En bonne fan de néo-métal, j’ai été enchantée, du son pur et dur comme ils savent si bien en faire avec de temps à autres, de « légères » sonorités « classique » qui nous font ingérer cet album avec beaucoup de facilité. Revenons en à ces sonotités dîtes « classiques », bien sûr, elles proviennent pour la plupart de violons grinçants mais la magie de LP opère lorsque cet habile mélange de sonorités fait référence à des morceaux techno, indies ou encore rock. Du néo-métal comme on aime!

Intro: Foreword
Ne soyez pas surpris! Si vous entendez des glaces se briser ou du verrre se casser, ce n’est pas un problème technique de votre chaîne! La véritable intro musicale intervient avec des rythmiques organiques style grosse caisse! Et pour conclure le tout, ceci est accompagner par des boucles et des vibes hip-hop: une intro hybride en quelques sortes.

Don’t Stay
Le morceau reprend plus tard sur un shéma plus rock et, il faut le souligner, assez soft. Les lignes de Chester Bennington partent de manière assez douces et calmes pour se terminer sur des énervements. Les basses restent assez simples, mais amplement efficaces et appuyées. Pour ne pas manquer à leurs habitudes, ils ajoutent en fond sonore quelques scratches, ce qui nous fait penser à certains morceaux de Reanimation. En tous cas, c’est du 100% LP.

Somewhere I Belong
Premier single tiré de Meteora mais aussi la première « ballade » de l’album, Somewhere I Belong peut parraître plus commercial que les autres morceaux. L’amorce se présente comme une mise en bouche d’arpèges de guitare, Mike Shinoda rappe posément sur quelques notes appuyées, pendant que Chester lâche la puissance de façon très grésillarde pour se fondre, par la suite dans le chant de Mike. La suite est tout simplement formidable ormis la fin assez « cassante » qui gâche un peu le reste.

Lying From You
Une petite intro déboule sur un énorme riff très bref. Des samples, style violons prennent place. On remarques quelques passages indies très sympas.

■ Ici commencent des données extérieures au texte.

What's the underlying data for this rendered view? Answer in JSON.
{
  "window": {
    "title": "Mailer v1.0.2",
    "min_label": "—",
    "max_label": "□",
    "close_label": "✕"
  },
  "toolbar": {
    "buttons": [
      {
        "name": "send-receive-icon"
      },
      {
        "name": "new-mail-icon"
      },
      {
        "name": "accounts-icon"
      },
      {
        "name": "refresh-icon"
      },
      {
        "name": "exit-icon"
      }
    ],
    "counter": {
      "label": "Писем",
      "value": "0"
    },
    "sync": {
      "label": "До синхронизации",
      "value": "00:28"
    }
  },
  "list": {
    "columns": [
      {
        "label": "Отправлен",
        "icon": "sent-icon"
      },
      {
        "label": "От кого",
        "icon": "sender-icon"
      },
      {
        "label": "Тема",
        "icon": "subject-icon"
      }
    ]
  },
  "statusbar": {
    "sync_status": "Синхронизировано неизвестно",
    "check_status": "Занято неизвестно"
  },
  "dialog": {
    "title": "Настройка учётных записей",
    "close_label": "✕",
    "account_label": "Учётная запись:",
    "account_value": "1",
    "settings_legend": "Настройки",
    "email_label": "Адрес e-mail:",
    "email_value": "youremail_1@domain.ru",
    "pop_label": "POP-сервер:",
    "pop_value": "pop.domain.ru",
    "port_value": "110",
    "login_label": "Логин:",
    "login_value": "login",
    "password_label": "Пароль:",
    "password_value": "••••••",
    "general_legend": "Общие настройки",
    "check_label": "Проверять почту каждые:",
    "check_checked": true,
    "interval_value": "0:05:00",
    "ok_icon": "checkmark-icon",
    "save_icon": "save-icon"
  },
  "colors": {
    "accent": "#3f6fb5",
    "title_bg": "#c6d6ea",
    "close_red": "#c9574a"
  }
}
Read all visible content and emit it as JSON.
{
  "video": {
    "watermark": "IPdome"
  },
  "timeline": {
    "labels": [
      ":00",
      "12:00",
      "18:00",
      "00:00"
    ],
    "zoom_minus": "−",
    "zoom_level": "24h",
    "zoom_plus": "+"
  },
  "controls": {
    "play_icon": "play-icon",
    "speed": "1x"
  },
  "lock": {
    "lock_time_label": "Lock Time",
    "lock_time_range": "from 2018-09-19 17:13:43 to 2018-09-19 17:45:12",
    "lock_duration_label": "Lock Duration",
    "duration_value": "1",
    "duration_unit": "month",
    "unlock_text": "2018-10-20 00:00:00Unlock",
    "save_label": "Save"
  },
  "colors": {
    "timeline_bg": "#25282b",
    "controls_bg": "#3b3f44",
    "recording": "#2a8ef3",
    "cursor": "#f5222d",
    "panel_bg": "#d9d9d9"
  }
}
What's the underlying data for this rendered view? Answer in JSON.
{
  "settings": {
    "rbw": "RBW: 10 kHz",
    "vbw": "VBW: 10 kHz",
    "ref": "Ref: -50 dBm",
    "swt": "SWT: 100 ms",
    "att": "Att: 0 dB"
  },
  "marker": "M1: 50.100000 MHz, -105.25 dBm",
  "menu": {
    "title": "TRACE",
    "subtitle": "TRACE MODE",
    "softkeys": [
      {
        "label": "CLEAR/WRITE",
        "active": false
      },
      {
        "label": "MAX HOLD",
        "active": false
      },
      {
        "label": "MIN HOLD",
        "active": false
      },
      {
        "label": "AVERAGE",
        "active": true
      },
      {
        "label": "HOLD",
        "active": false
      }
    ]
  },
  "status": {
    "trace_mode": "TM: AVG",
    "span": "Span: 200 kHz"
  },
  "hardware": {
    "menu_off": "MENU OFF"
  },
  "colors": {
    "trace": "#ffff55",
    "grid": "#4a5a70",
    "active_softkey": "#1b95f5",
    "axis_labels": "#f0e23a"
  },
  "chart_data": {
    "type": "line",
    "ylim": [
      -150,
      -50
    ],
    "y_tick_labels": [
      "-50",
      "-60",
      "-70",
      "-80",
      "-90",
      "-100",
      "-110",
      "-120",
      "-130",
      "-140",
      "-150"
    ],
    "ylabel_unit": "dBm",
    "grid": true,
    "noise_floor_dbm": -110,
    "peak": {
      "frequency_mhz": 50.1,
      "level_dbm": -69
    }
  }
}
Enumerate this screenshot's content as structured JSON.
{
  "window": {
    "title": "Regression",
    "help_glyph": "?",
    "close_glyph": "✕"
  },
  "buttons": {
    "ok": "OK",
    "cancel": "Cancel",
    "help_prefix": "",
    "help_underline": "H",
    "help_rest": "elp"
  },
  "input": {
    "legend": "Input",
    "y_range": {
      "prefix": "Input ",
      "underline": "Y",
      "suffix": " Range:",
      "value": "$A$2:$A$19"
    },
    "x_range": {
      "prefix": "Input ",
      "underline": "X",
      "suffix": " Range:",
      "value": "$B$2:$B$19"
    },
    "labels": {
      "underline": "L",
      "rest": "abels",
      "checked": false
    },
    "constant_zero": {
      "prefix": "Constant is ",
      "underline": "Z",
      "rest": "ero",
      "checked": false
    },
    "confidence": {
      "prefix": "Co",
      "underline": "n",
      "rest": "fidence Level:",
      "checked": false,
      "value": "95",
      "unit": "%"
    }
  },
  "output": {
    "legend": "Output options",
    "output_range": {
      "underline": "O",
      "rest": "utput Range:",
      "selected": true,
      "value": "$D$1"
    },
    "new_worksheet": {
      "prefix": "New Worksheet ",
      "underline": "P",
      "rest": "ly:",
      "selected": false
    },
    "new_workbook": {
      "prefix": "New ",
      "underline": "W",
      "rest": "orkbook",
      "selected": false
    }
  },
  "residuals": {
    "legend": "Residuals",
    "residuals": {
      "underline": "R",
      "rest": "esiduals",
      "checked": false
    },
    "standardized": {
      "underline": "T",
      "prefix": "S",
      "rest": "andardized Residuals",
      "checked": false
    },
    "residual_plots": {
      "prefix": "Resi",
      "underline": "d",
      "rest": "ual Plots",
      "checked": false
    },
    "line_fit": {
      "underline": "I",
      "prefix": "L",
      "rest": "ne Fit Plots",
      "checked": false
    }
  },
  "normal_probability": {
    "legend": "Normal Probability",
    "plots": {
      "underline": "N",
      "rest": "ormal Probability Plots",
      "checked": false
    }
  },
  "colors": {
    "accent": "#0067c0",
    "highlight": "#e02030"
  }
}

Rien à dire, si ce n’est: on adore!

Hit The Floor
Alors là, « no coment, it’s perfect! » Le riff est monumental, beaucoup plus souligné et plus imposant que tout ceux qu’ils ont pu faire dans le passé. La guitare est tranchante, très lourde et excessivement synthétique. Au niveau rock, c’est le morceau qui remporte tous les suffrages!

Easier To Run
Encore et toujours une intro en envolée de guitares. Une ballade qui touchera un large public, un peu trop « soft » pour moi, mais agréable. Un morceau que je conseille pour se détendre (comme si on pouvait se détendre en écoutant LP!)

Faint
C’est le morceau que je préfère! Une boucle drum’n’bass tournant finalement au hip hop lance les festivités. Des samples de violons stridents prennent le relais et toujours la superbe voix de Chester… Un mélange explosif qui n’est pas sans rappeler certains sons techno. Zéros défauts pour ce morceau!

Figure.09
Les fans de Deftones seront enchantés! Un son rebondi et efficace. Il rappelle cependant les sonorités d’Hybrid Theory, ce qui donne un air de « déjà-entendu » mais il reste dans les « classiques » de LP.

Breaking The Habbit
Surprenant! Très pop et « passe-partout » (désolée pour ceux que ça froissera). Comme dans tous les albums, il faut bien des titres qui soient plus…. enfin moins…., plus accessibles disons…

From The Inside
On repart sur une intro samplée rattrapée par une énorme guitare. L’enchevêtrement des voix se cale de manière ultra millimétrée. Morceau bien ficelé est très agréable à écouter! Les paroles sont assez spaces: « Je ne me flinguerai pas pour toi » mais, d’un autre côté, c’est du rock…

Nobody’s Listenning
Alors là, zappez ce titre! C’est du pur n’importe-quoi! Les sons incas font tapisserie et Mike déchire sur ce titre, tout en restant très calme. Ca n’a ni queue ni tête…

Session
Idem!

Numb
On commence par des notes enfantines, suivies d’un riff. Chester lance un « Je suis fatguée d’être ce que tu veux que je sois » tandis que des choeurs se lâchent. On termine notre écoute en beauté avec ce morceau, prévisible, certes mais dans le créneau LP: un super morceau!

Personnellement, je l’ai trouvé assez bien réussi! Leur palliatif qu’était Reanimation nous a bien fait patienter. Il ne nous reste plus qu’à espérer qu’ils ne nous feront pas si longtemps languir à leur prochain opus!